Below, we redo the computation in `torch`with the variables defined above.

In [2]:
nb_programs = num_pid_m * num_pid_n  # number of programs to launch
print("nb programs to launch:", nb_programs)

nb programs to launch: 96


In [3]:
# some example program ID
pid = 60
assert (
    pid < nb_programs
), f"we will launch a {num_pid_m}x{num_pid_n}={nb_programs} grid of programs, pid={pid} is too big"

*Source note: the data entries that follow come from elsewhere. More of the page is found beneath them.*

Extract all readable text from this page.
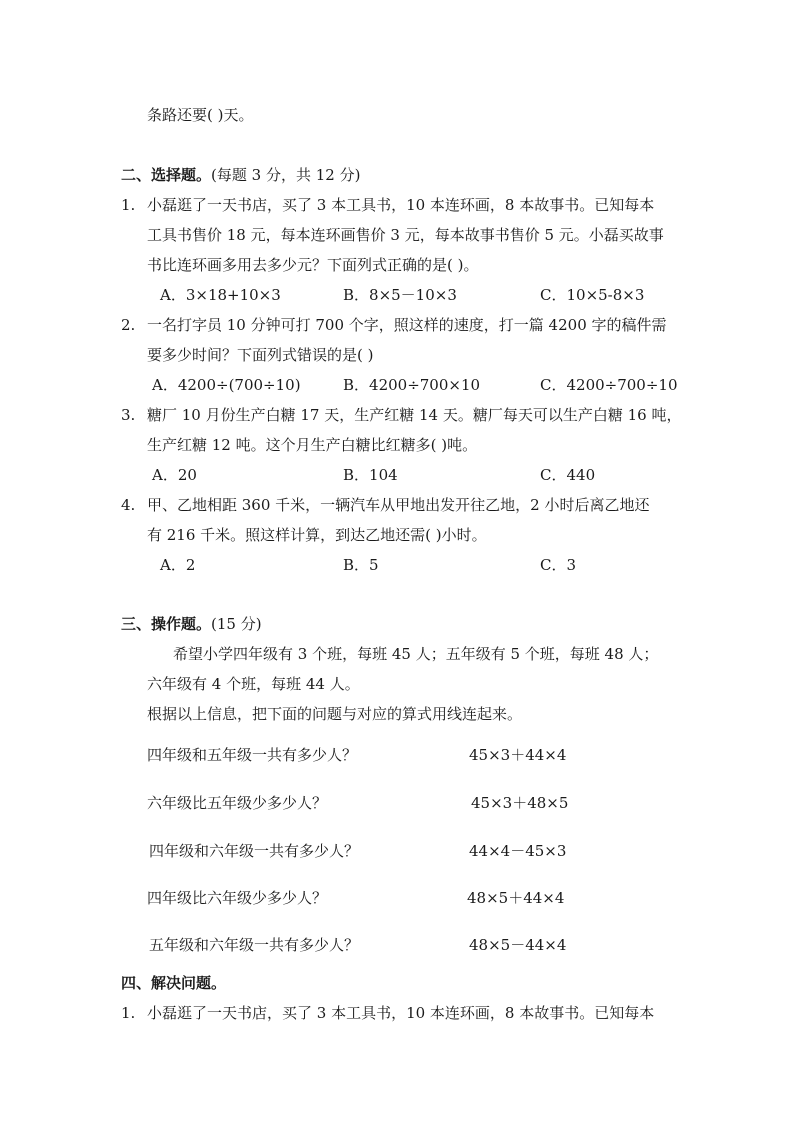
条路还要( )天。
二、选择题。(每题 3 分，共 12 分)
1. 小磊逛了一天书店，买了 3 本工具书，10 本连环画，8 本故事书。已知每本
工具书售价 18 元，每本连环画售价 3 元，每本故事书售价 5 元。小磊买故事
书比连环画多用去多少元？下面列式正确的是( )。
A．3×18+10×3	B．8×5－10×3	C．10×5-8×3
2. 一名打字员 10 分钟可打 700 个字，照这样的速度，打一篇 4200 字的稿件需
要多少时间？下面列式错误的是( )
A．4200÷(700÷10)	B．4200÷700×10	C．4200÷700÷10
3. 糖厂 10 月份生产白糖 17 天，生产红糖 14 天。糖厂每天可以生产白糖 16 吨，
生产红糖 12 吨。这个月生产白糖比红糖多( )吨。
A．20	B．104	C．440
4. 甲、乙地相距 360 千米，一辆汽车从甲地出发开往乙地，2 小时后离乙地还
有 216 千米。照这样计算，到达乙地还需( )小时。
A．2	B．5	C．3
三、操作题。(15 分)
希望小学四年级有 3 个班，每班 45 人；五年级有 5 个班，每班 48 人；
六年级有 4 个班，每班 44 人。
根据以上信息，把下面的问题与对应的算式用线连起来。
四年级和五年级一共有多少人？	45×3＋44×4
六年级比五年级少多少人？	45×3＋48×5
四年级和六年级一共有多少人？	44×4－45×3
四年级比六年级少多少人？	48×5＋44×4
五年级和六年级一共有多少人？	48×5－44×4
四、解决问题。
1. 小磊逛了一天书店，买了 3 本工具书，10 本连环画，8 本故事书。已知每本
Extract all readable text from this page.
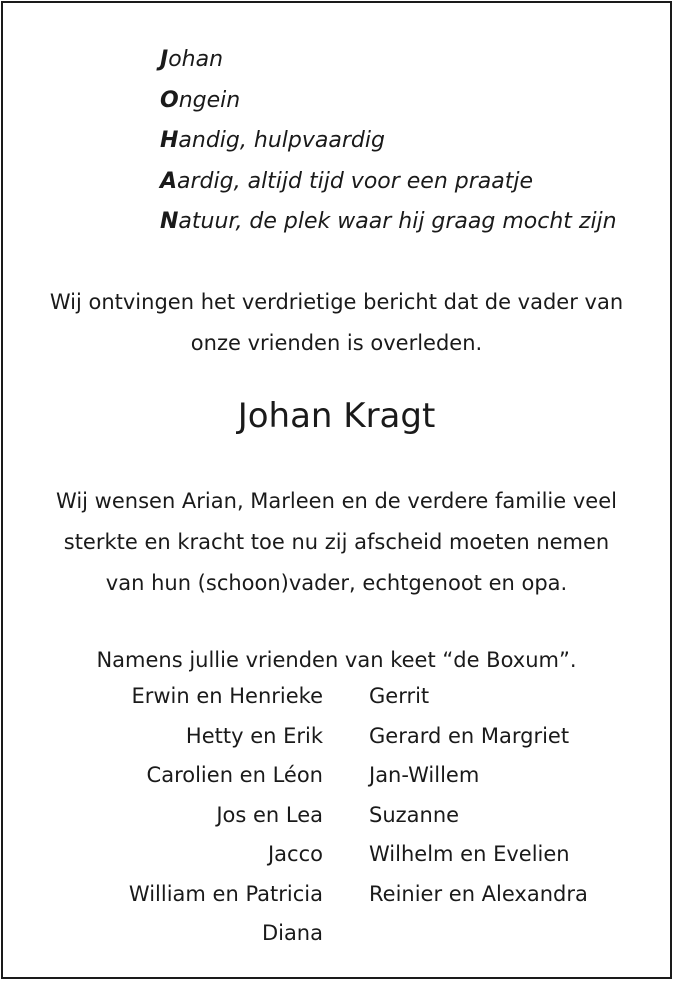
Johan
Ongein
Handig, hulpvaardig
Aardig, altijd tijd voor een praatje
Natuur, de plek waar hij graag mocht zijn
Wij ontvingen het verdrietige bericht dat de vader van
onze vrienden is overleden.
Johan Kragt
Wij wensen Arian, Marleen en de verdere familie veel
sterkte en kracht toe nu zij afscheid moeten nemen
van hun (schoon)vader, echtgenoot en opa.
Namens jullie vrienden van keet “de Boxum”.
Erwin en Henrieke
Hetty en Erik
Carolien en Léon
Jos en Lea
Jacco
William en Patricia
Diana
Gerrit
Gerard en Margriet
Jan-Willem
Suzanne
Wilhelm en Evelien
Reinier en Alexandra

We need at least `num_pid_m` `program`s to cover the `M` axis (number of rows of matrix `A`) and `num_pid_n` `program`s
to cover the `N` axis (number of columns of matrix `B`).  
Each of those `program`s will have to iterate over the `K` axis of `A` and `B` matrices.  

The goal of our strategy is to reuse data as much as possible.  
For that, we will run in parallel several `program`s that need the same data from one of the input matrix.  

Each `program` consumes `A` and `B` matrices.  
We can reuse either data from `A` or `B`, we arbitrarily choose to reuse data from `B`.  
It means that we run several `program`s on different rows of `A` (axis `M`) matrix that consume the same column from `B` (axis `N`).  

> reminder: each `program` is responsible to iterate over `K` axis

If we express that logic in pseudo-code, it would look like a nested loop where the outer loop (axis `N` of `B` matrix) is mostly serially iterated  
 and the inner loop (axis `M` of `A` matrix) is parallelized.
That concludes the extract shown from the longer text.